Davacılar, mirasçılarının murisinin ölümünden sonra borç bırakmadan vefat ettiğini belirterek, terekenin borca batık olduğunun tespiti ile mirasın hükmen reddine karar verilmesini talep etmiştir. Mahkeme, ilk kararında davacıların dürüstlük kuralına aykırı davrandığını belirterek direnme kararı vermiştir. Ancak Yargıtay, Türk Medeni Kanununun 610/2 maddesi gereğince terekeyi kabul eden mirasçıların mirasın hükmen reddinin tespitini istemelerinin mümkün olmadığını belirtmiştir.
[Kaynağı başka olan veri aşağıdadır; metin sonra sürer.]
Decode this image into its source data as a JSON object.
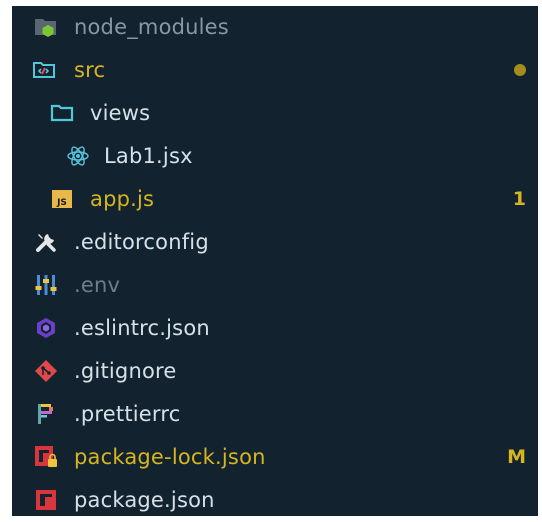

Bu nedenle yerel mahkemenin davanın reddine dair kararı doğru görülmüş, direnme kararının onanmasına karar verilmiştir.
Kanun Maddeleri:
- Türk Medeni Kanunu 610/2: Ret süresi sona ermeden mirasçı olarak tereke işlemlerine karışan, terekenin olağan yönetimi niteliğinde olmayan veya mirasbırakanın işlerinin yürütülmesi için gerekli olanın dışında işler yapan ya da tereke mallarını gizleyen veya kendisine mal eden mirasçı, mirası reddedemez.
- Türk Medeni Kanunu 606: Ret hakkı, mirasın açılması ve kendisine mirasın düştüğünün öğrenilmesi tarihinden itibaren üç ay içinde kullanılabilir.
- Türk Medeni Kanunu 2: Hakkın kötüye kullanılması hukuken korunmaz.
- Türk Medeni Kanunu 3: Hukuk düzeninin
14. Hukuk Dairesi         2017/104 E.  ,  2017/976 K.

    "İçtihat Metni"

    MAHKEMESİ :Asliye Hukuk Mahkemesi

    Taraflar arasındaki mirasın hükmen reddi davası sonucunda mahkemece verilen hükmün Dairemizce bozulması üzerine, yerel mahkemece verilen direnme kararına ilişkin dava dosyası, 02/12/2016 tarihinde yürürlüğe giren 6763 sayılı Kanunla 6100 sayılı Hukuk Muhakemesi Kanununa eklenen Geçici 4. maddenin ikinci fıkrası uyarınca Dairemize gönderilmiş olmakla, dosya incelendi, gereği düşünüldü.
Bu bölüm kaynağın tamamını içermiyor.